The Borscht Belt is Dead/Long Live the Borscht Belt!

Graphic by Angelie Zaslavsky
When it comes to Catskills tourism, it seems that everything old is news again. The mountainous region of upstate New York is trying to unbuckle itself from its “borscht belt” pigeonhole as a destination for Jewish city families by girding itself with new amenities to attract a hip and with-it tourist of today. The story’s got all the makings of a classic travel trend article–so classic, in fact, that it’s been written about once a decade since 1974.
A piece in this Tuesday’s New York Times called for “trout fishing [and] artisanal cheese.” Ten years ago, it was “meditation, yoga, and brown rice.” The watchwords of the brief 1980’s renaissance were second homes, swamis, and studio space, and in 1974, landowners in the southern Catskills cast envy on the larger resorts and lamented a lack of appeal in their forests and fields. Yet it was only two years earlier that halcyon days of art auctions, dance lessons, and saunas were still going strong throughout the area: “[resort owners’] volume of business has grown with every passing year”.
Even as the ranks of Orthodox Jewish vacationers swell, travel analysts fret that the stale image of yuk-yuk comedians and musty bungalows is keeping more mainstream tourists at arm’s length.

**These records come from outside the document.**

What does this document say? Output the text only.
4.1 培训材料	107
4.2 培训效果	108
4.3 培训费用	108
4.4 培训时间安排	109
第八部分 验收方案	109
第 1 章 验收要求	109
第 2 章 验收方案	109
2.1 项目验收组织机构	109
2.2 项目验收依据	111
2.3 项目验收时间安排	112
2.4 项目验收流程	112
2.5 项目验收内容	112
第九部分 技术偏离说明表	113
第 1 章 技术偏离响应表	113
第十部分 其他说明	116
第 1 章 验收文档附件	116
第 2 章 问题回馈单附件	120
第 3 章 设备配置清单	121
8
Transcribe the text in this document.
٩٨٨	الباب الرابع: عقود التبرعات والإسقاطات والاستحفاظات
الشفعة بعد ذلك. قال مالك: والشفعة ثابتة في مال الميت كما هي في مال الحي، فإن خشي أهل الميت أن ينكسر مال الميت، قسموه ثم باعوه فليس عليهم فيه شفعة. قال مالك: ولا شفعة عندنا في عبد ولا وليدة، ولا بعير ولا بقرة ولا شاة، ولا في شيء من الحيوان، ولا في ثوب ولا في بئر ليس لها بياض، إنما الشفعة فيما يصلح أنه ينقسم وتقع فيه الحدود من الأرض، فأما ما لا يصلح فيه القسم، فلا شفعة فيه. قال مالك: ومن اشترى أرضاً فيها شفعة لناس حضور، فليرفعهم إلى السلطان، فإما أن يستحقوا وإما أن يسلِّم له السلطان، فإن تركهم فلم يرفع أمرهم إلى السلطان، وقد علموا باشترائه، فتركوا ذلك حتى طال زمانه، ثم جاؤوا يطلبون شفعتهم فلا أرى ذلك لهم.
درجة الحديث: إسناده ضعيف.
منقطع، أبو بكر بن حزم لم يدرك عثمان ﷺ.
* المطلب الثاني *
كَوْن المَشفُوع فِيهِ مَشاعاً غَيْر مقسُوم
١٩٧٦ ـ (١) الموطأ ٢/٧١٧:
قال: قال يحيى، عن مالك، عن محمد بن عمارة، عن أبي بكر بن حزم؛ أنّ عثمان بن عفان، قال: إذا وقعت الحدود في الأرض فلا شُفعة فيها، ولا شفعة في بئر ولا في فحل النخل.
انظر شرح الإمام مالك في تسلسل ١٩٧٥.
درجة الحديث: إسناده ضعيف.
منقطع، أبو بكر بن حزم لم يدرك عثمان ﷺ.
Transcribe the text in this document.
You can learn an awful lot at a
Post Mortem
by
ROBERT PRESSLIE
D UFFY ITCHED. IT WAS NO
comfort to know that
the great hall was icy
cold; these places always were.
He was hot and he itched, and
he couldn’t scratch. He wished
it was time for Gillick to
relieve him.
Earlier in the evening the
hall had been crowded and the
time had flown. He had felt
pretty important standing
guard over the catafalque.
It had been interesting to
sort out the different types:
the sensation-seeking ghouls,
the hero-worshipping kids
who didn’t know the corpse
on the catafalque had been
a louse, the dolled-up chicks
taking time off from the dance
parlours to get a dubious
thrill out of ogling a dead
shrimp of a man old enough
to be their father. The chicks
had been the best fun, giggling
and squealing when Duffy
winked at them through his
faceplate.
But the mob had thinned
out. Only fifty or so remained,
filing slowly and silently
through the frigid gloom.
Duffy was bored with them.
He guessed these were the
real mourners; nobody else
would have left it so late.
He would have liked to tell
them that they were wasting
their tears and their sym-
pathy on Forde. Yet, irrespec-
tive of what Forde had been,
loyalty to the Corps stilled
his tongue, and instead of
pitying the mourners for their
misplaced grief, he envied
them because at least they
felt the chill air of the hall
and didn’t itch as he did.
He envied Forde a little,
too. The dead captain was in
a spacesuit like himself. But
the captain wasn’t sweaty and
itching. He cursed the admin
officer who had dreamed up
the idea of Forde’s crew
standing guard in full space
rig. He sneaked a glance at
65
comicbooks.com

And it’s clear that even before our brand-is-everything age, the story’s been that “Catskills” is unsexy as it is unshakable (and it doesn’t help that the dread “borscht belt” is an appellation so appealingly alliterative that no journalist can resist slipping it into the lede).
Looking back, it’s no wonder that this is where stuck-in-time folk hero Rip Van Winkle took his famous snooze. But no twenty-year nap will give the mountains the wrinkle in time it needs to weather a dry spell. Generation after generation, news cycle after news cycle, the Catskills’ beet-stained reputation just won’t budge. So why not embrace it? Maybe all today’s hipster travelers need is a place away from the city to exercise their ironic love for the outdated and obscure with the necessary updates to feel fresh. Keep the old-school style in the Catskills and who knows what will flourish–just make sure the borscht is vegan and locally grown and urban snobs will clamor to claim they were Catskills connoisseurs “before it was cool.” Just print up some brochures with the (almost) words of Rodney Dangerfield: “take a vacation here–please!”